One of the main memorials in Hobart was the Soldiers Memorial Avenue in the Domain, where widows, grieving mothers and other loved ones planted 520 trees in honour of the fallen.
They also held huge parades through the city streets, with patriotic flags waving to farewell troops marching off to war or welcome home the wounded.
Many families coped with the grief and anxious wait by staying busy. They knitted socks for soldiers, sent food parcels and raised funds.
If a man came back with no legs, no hands or no face, they were often looked after by their ageing parents,” Mr Watson said. “And those parents must have suffered.
Tasmanians also busied themselves in the kitchen, making Anzac biscuits and jam to send overseas in food parcels. They included tinned delicacies such as corned beef, boiled mutton and condensed milk.
Mr Terry said the sale of patriotic war “buttons”, to raise money for soldiers, was another way many at home found their own form of war service.
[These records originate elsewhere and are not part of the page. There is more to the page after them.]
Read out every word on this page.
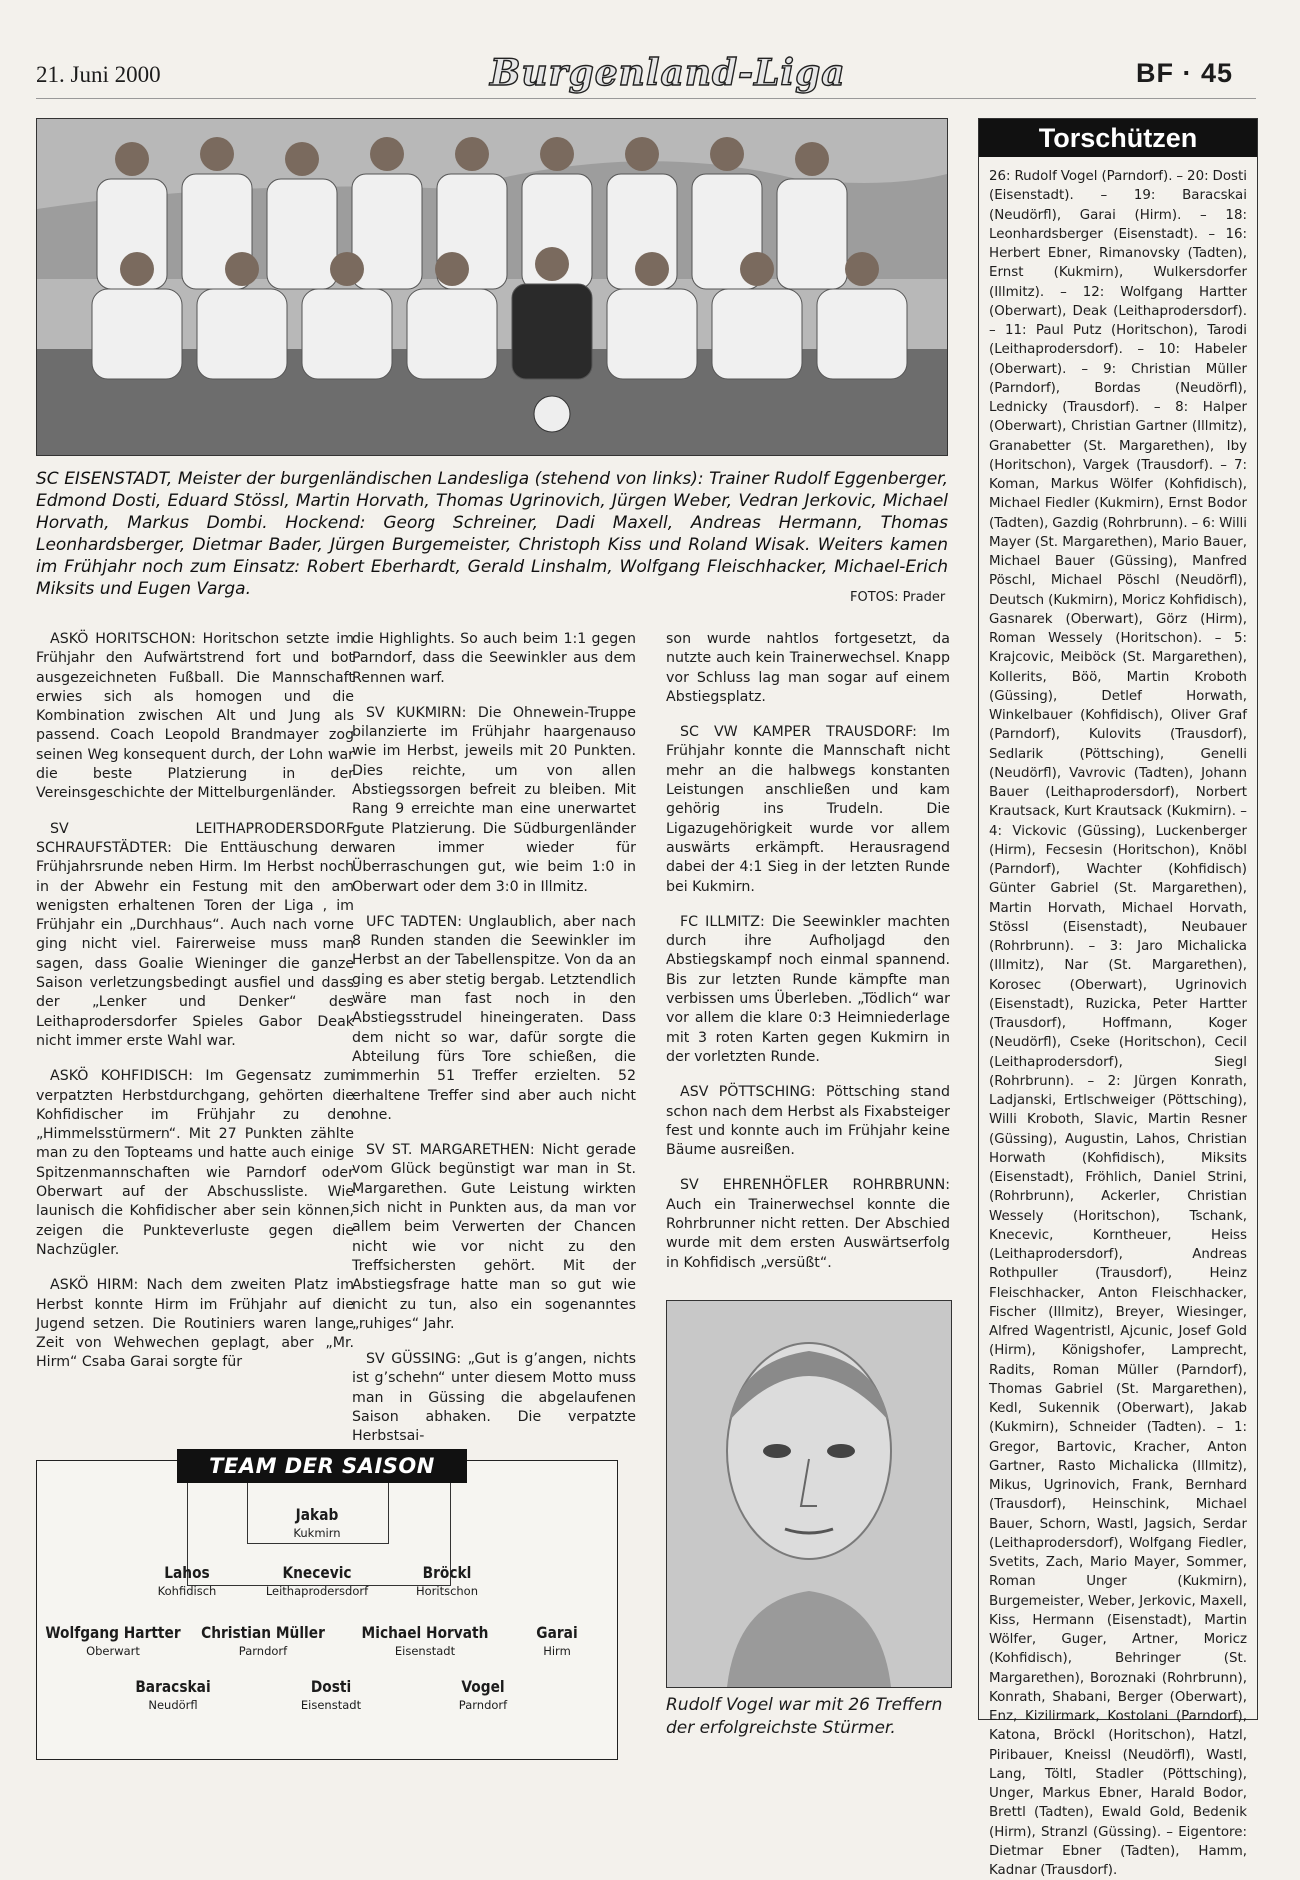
21. Juni 2000	Burgenland-Liga	BF · 45
SC EISENSTADT, Meister der burgenländischen Landesliga (stehend von links): Trainer Rudolf Eggenberger, Edmond Dosti, Eduard Stössl, Martin Horvath, Thomas Ugrinovich, Jürgen Weber, Vedran Jerkovic, Michael Horvath, Markus Dombi. Hockend: Georg Schreiner, Dadi Maxell, Andreas Hermann, Thomas Leonhardsberger, Dietmar Bader, Jürgen Burgemeister, Christoph Kiss und Roland Wisak. Weiters kamen im Frühjahr noch zum Einsatz: Robert Eberhardt, Gerald Linshalm, Wolfgang Fleischhacker, Michael-Erich Miksits und Eugen Varga.	FOTOS: Prader

ASKÖ HORITSCHON: Horitschon setzte im Frühjahr den Aufwärtstrend fort und bot ausgezeichneten Fußball. Die Mannschaft erwies sich als homogen und die Kombination zwischen Alt und Jung als passend. Coach Leopold Brandmayer zog seinen Weg konsequent durch, der Lohn war die beste Platzierung in der Vereinsgeschichte der Mittelburgenländer.

SV LEITHAPRODERSDORF SCHRAUFSTÄDTER: Die Enttäuschung der Frühjahrsrunde neben Hirm. Im Herbst noch in der Abwehr ein Festung mit den am wenigsten erhaltenen Toren der Liga , im Frühjahr ein „Durchhaus“. Auch nach vorne ging nicht viel. Fairerweise muss man sagen, dass Goalie Wieninger die ganze Saison verletzungsbedingt ausfiel und dass der „Lenker und Denker“ des Leithaprodersdorfer Spieles Gabor Deak nicht immer erste Wahl war.

ASKÖ KOHFIDISCH: Im Gegensatz zum verpatzten Herbstdurchgang, gehörten die Kohfidischer im Frühjahr zu den „Himmelsstürmern“. Mit 27 Punkten zählte man zu den Topteams und hatte auch einige Spitzenmannschaften wie Parndorf oder Oberwart auf der Abschussliste. Wie launisch die Kohfidischer aber sein können, zeigen die Punkteverluste gegen die Nachzügler.

ASKÖ HIRM: Nach dem zweiten Platz im Herbst konnte Hirm im Frühjahr auf die Jugend setzen. Die Routiniers waren lange Zeit von Wehwechen geplagt, aber „Mr. Hirm“ Csaba Garai sorgte für

die Highlights. So auch beim 1:1 gegen Parndorf, dass die Seewinkler aus dem Rennen warf.

SV KUKMIRN: Die Ohnewein-Truppe bilanzierte im Frühjahr haargenauso wie im Herbst, jeweils mit 20 Punkten. Dies reichte, um von allen Abstiegssorgen befreit zu bleiben. Mit Rang 9 erreichte man eine unerwartet gute Platzierung. Die Südburgenländer waren immer wieder für Überraschungen gut, wie beim 1:0 in Oberwart oder dem 3:0 in Illmitz.

UFC TADTEN: Unglaublich, aber nach 8 Runden standen die Seewinkler im Herbst an der Tabellenspitze. Von da an ging es aber stetig bergab. Letztendlich wäre man fast noch in den Abstiegsstrudel hineingeraten. Dass dem nicht so war, dafür sorgte die Abteilung fürs Tore schießen, die immerhin 51 Treffer erzielten. 52 erhaltene Treffer sind aber auch nicht ohne.

SV ST. MARGARETHEN: Nicht gerade vom Glück begünstigt war man in St. Margarethen. Gute Leistung wirkten sich nicht in Punkten aus, da man vor allem beim Verwerten der Chancen nicht wie vor nicht zu den Treffsichersten gehört. Mit der Abstiegsfrage hatte man so gut wie nicht zu tun, also ein sogenanntes „ruhiges“ Jahr.

SV GÜSSING: „Gut is g’angen, nichts ist g’schehn“ unter diesem Motto muss man in Güssing die abgelaufenen Saison abhaken. Die verpatzte Herbstsai-

son wurde nahtlos fortgesetzt, da nutzte auch kein Trainerwechsel. Knapp vor Schluss lag man sogar auf einem Abstiegsplatz.

SC VW KAMPER TRAUSDORF: Im Frühjahr konnte die Mannschaft nicht mehr an die halbwegs konstanten Leistungen anschließen und kam gehörig ins Trudeln. Die Ligazugehörigkeit wurde vor allem auswärts erkämpft. Herausragend dabei der 4:1 Sieg in der letzten Runde bei Kukmirn.

FC ILLMITZ: Die Seewinkler machten durch ihre Aufholjagd den Abstiegskampf noch einmal spannend. Bis zur letzten Runde kämpfte man verbissen ums Überleben. „Tödlich“ war vor allem die klare 0:3 Heimniederlage mit 3 roten Karten gegen Kukmirn in der vorletzten Runde.

ASV PÖTTSCHING: Pöttsching stand schon nach dem Herbst als Fixabsteiger fest und konnte auch im Frühjahr keine Bäume ausreißen.

SV EHRENHÖFLER ROHRBRUNN: Auch ein Trainerwechsel konnte die Rohrbrunner nicht retten. Der Abschied wurde mit dem ersten Auswärtserfolg in Kohfidisch „versüßt“.

TEAM DER SAISON
Jakab
Kukmirn
Lahos
Kohfidisch
Knecevic
Leithaprodersdorf
Bröckl
Horitschon
Wolfgang Hartter
Oberwart
Christian Müller
Parndorf
Michael Horvath
Eisenstadt
Garai
Hirm
Baracskai
Neudörfl
Dosti
Eisenstadt
Vogel
Parndorf	Rudolf Vogel war mit 26 Treffern der erfolgreichste Stürmer.
Torschützen
26: Rudolf Vogel (Parndorf). – 20: Dosti (Eisenstadt). – 19: Baracskai (Neudörfl), Garai (Hirm). – 18: Leonhardsberger (Eisenstadt). – 16: Herbert Ebner, Rimanovsky (Tadten), Ernst (Kukmirn), Wulkersdorfer (Illmitz). – 12: Wolfgang Hartter (Oberwart), Deak (Leithaprodersdorf). – 11: Paul Putz (Horitschon), Tarodi (Leithaprodersdorf). – 10: Habeler (Oberwart). – 9: Christian Müller (Parndorf), Bordas (Neudörfl), Lednicky (Trausdorf). – 8: Halper (Oberwart), Christian Gartner (Illmitz), Granabetter (St. Margarethen), Iby (Horitschon), Vargek (Trausdorf). – 7: Koman, Markus Wölfer (Kohfidisch), Michael Fiedler (Kukmirn), Ernst Bodor (Tadten), Gazdig (Rohrbrunn). – 6: Willi Mayer (St. Margarethen), Mario Bauer, Michael Bauer (Güssing), Manfred Pöschl, Michael Pöschl (Neudörfl), Deutsch (Kukmirn), Moricz Kohfidisch), Gasnarek (Oberwart), Görz (Hirm), Roman Wessely (Horitschon). – 5: Krajcovic, Meiböck (St. Margarethen), Kollerits, Böö, Martin Kroboth (Güssing), Detlef Horwath, Winkelbauer (Kohfidisch), Oliver Graf (Parndorf), Kulovits (Trausdorf), Sedlarik (Pöttsching), Genelli (Neudörfl), Vavrovic (Tadten), Johann Bauer (Leithaprodersdorf), Norbert Krautsack, Kurt Krautsack (Kukmirn). – 4: Vickovic (Güssing), Luckenberger (Hirm), Fecsesin (Horitschon), Knöbl (Parndorf), Wachter (Kohfidisch) Günter Gabriel (St. Margarethen), Martin Horvath, Michael Horvath, Stössl (Eisenstadt), Neubauer (Rohrbrunn). – 3: Jaro Michalicka (Illmitz), Nar (St. Margarethen), Korosec (Oberwart), Ugrinovich (Eisenstadt), Ruzicka, Peter Hartter (Trausdorf), Hoffmann, Koger (Neudörfl), Cseke (Horitschon), Cecil (Leithaprodersdorf), Siegl (Rohrbrunn). – 2: Jürgen Konrath, Ladjanski, Ertlschweiger (Pöttsching), Willi Kroboth, Slavic, Martin Resner (Güssing), Augustin, Lahos, Christian Horwath (Kohfidisch), Miksits (Eisenstadt), Fröhlich, Daniel Strini, (Rohrbrunn), Ackerler, Christian Wessely (Horitschon), Tschank, Knecevic, Korntheuer, Heiss (Leithaprodersdorf), Andreas Rothpuller (Trausdorf), Heinz Fleischhacker, Anton Fleischhacker, Fischer (Illmitz), Breyer, Wiesinger, Alfred Wagentristl, Ajcunic, Josef Gold (Hirm), Königshofer, Lamprecht, Radits, Roman Müller (Parndorf), Thomas Gabriel (St. Margarethen), Kedl, Sukennik (Oberwart), Jakab (Kukmirn), Schneider (Tadten). – 1: Gregor, Bartovic, Kracher, Anton Gartner, Rasto Michalicka (Illmitz), Mikus, Ugrinovich, Frank, Bernhard (Trausdorf), Heinschink, Michael Bauer, Schorn, Wastl, Jagsich, Serdar (Leithaprodersdorf), Wolfgang Fiedler, Svetits, Zach, Mario Mayer, Sommer, Roman Unger (Kukmirn), Burgemeister, Weber, Jerkovic, Maxell, Kiss, Hermann (Eisenstadt), Martin Wölfer, Guger, Artner, Moricz (Kohfidisch), Behringer (St. Margarethen), Boroznaki (Rohrbrunn), Konrath, Shabani, Berger (Oberwart), Enz, Kizilirmark, Kostolani (Parndorf), Katona, Bröckl (Horitschon), Hatzl, Piribauer, Kneissl (Neudörfl), Wastl, Lang, Töltl, Stadler (Pöttsching), Unger, Markus Ebner, Harald Bodor, Brettl (Tadten), Ewald Gold, Bedenik (Hirm), Stranzl (Güssing). – Eigentore: Dietmar Ebner (Tadten), Hamm, Kadnar (Trausdorf).
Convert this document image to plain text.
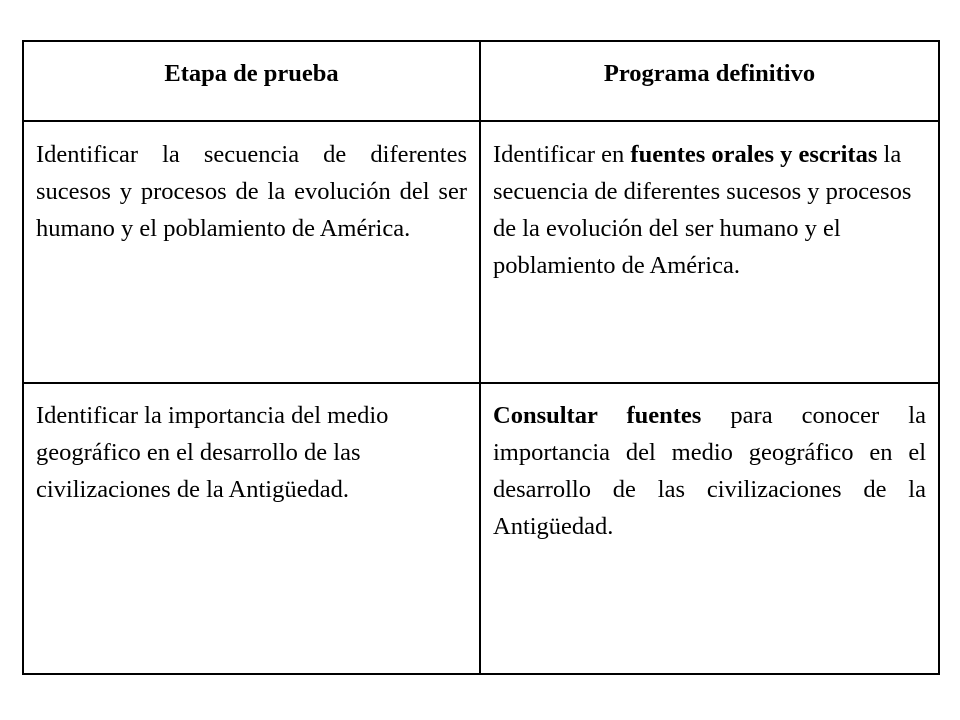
Etapa de prueba	Programa definitivo
Identificar la secuencia de diferentes sucesos y procesos de la evolución del ser humano y el poblamiento de América.	Identificar en fuentes orales y escritas la secuencia de diferentes sucesos y procesos de la evolución del ser humano y el poblamiento de América.
Identificar la importancia del medio geográfico en el desarrollo de las civilizaciones de la Antigüedad.	Consultar fuentes para conocer la importancia del medio geográfico en el desarrollo de las civilizaciones de la Antigüedad.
The war caused such pain and suffering for some that they never recovered.
Historian Steph Burbury, who is researching the stories of the WWI soldiers who served from the Oatlands district, said one woman whose fiance died in action spent the rest of her life in the New Norfolk Asylum.
Even when loved ones did return, relief did not always follow.
Hospitals were set up by the Red Cross across the state for soldiers who returned wounded. Roseneath at Austins Ferry was one of them.
Historian Reg Watson said the Red Cross did a remarkable job rehabilitating soldiers, but families also carried the burden.
Without a modern welfare system, families were often required to support and care for injured loved ones.
“If a man came back with no legs, no hands or no face, they were often looked after by their ageing parents,” Mr Watson said. “And those parents must have suffered.”